I knew he’d come into the kitchen, because I could see him out of the corner of my eye. “What’s up?”
“I was wonderin’ if after the party you and me could talk.”
I shrugged and kept writing on my daughter’s cake. “I guess. What do you want to talk about?”
“I miss you, Katy. I miss you and B so much. I know I’ve been a bastard to you, but I’ve been in therapy, and I’m doin’ good. I want our family back.”
I looked up at him, astonished he would have the balls to ask me for another chance. “I don’t think that’s a good idea. You said you changed before and we both know how that turned out.”
He got down on his knee and I remembered the last time he’d been in that same position in this very kitchen. “Please. I’m not askin’ you to move right back in. I just want to be around you. It’s been Hell bein’ at the house by myself every night. I miss you bein’ with me and the way it felt to wake up next to you. I just wish you could understand what it was like to love you so much.

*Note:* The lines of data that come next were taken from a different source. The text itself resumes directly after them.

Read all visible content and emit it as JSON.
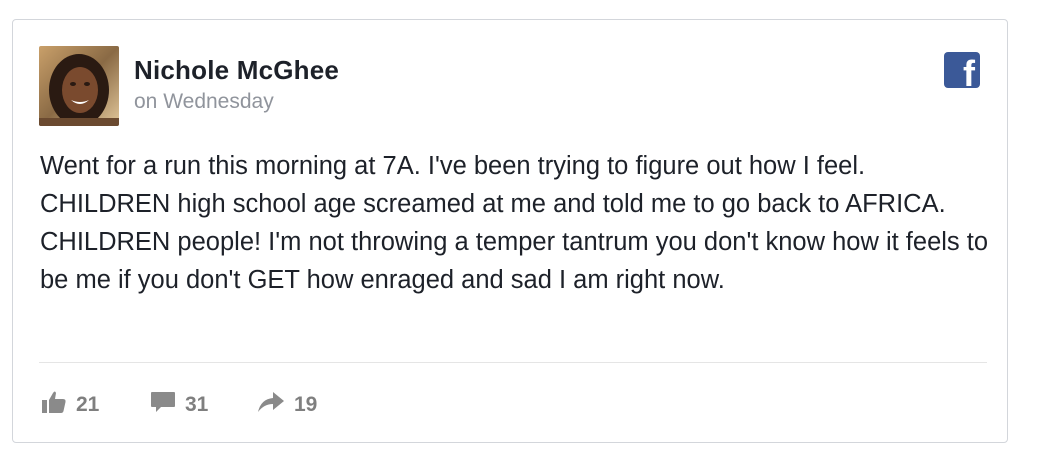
{
  "post": {
    "author": {
      "name": "Nichole McGhee",
      "avatar_icon": "profile-photo"
    },
    "time": "on Wednesday",
    "platform_icon": "facebook-icon",
    "platform_color": "#3b5998",
    "text": "Went for a run this morning at 7A. I've been trying to figure out how I feel. CHILDREN high school age screamed at me and told me to go back to AFRICA. CHILDREN people! I'm not throwing a temper tantrum you don't know how it feels to be me if you don't GET how enraged and sad I am right now.",
    "stats": {
      "likes": "21",
      "comments": "31",
      "shares": "19"
    }
  }
}
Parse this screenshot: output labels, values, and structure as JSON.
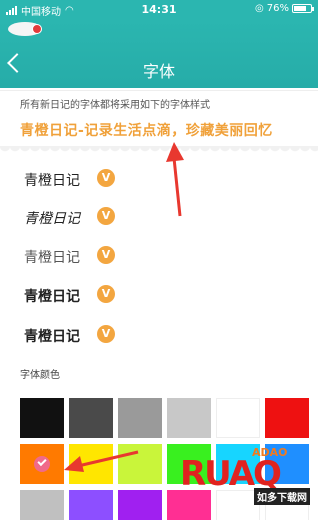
{
  "status_bar": {
    "carrier": "中国移动",
    "time": "14:31",
    "battery": "76%",
    "battery_level": 0.76
  },
  "header": {
    "title": "字体"
  },
  "preview": {
    "hint": "所有新日记的字体都将采用如下的字体样式",
    "sample": "青橙日记-记录生活点滴，珍藏美丽回忆"
  },
  "fonts": [
    {
      "name": "青橙日记",
      "badge": "V"
    },
    {
      "name": "青橙日记",
      "badge": "V"
    },
    {
      "name": "青橙日记",
      "badge": "V"
    },
    {
      "name": "青橙日记",
      "badge": "V"
    },
    {
      "name": "青橙日记",
      "badge": "V"
    }
  ],
  "colors_section": {
    "label": "字体颜色"
  },
  "colors": {
    "row1": [
      "#111111",
      "#4a4a4a",
      "#9a9a9a",
      "#c8c8c8",
      "#ffffff",
      "#ee1111"
    ],
    "row2": [
      "#ff7a00",
      "#ffe600",
      "#c9f53a",
      "#39f01f",
      "#17d5ff",
      "#1f8fff"
    ],
    "row3": [
      "#c0c0c0",
      "#8d4fff",
      "#a020f0",
      "#ff2f93",
      "#ffffff",
      "#ffffff"
    ],
    "selected_index": 0,
    "selected_row": 2
  },
  "watermark": {
    "brand": "RUAQ",
    "tagline": "如多下载网",
    "site": "ADAO"
  }
}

I wish you could be in my shoes and know how hard it’s been, day after day wantin’ you to feel somethin’ that ain’t never goin’ to happen.”
I sat the cake decorator down. “Can we please discuss this after the party? Now is not the time or place.”
He sighed and got back up off the floor. “Yeah. Sorry.”
I watched him walk out of the kitchen and heard him lighten up when he got close to the baby.
Did I feel sad for him?
Of course I did.
He’d been with me for my whole pregnancy and held my hand when she was born. He’d gotten up with her at night and she was always the one thing that could bring a smile to his face. Imagining him at home in that house all alone must have been torturous.
It was a good thing that Sarah came in to break my salty mood. We carried everything outside and sat the kids at the picnic table, while Dave and Bobby started to cook on the grill.
B had climbed down and was playing with their old dog. She’d pull his ears and he wouldn’t even make a sound. The more she did it, the less he paid any attention to her.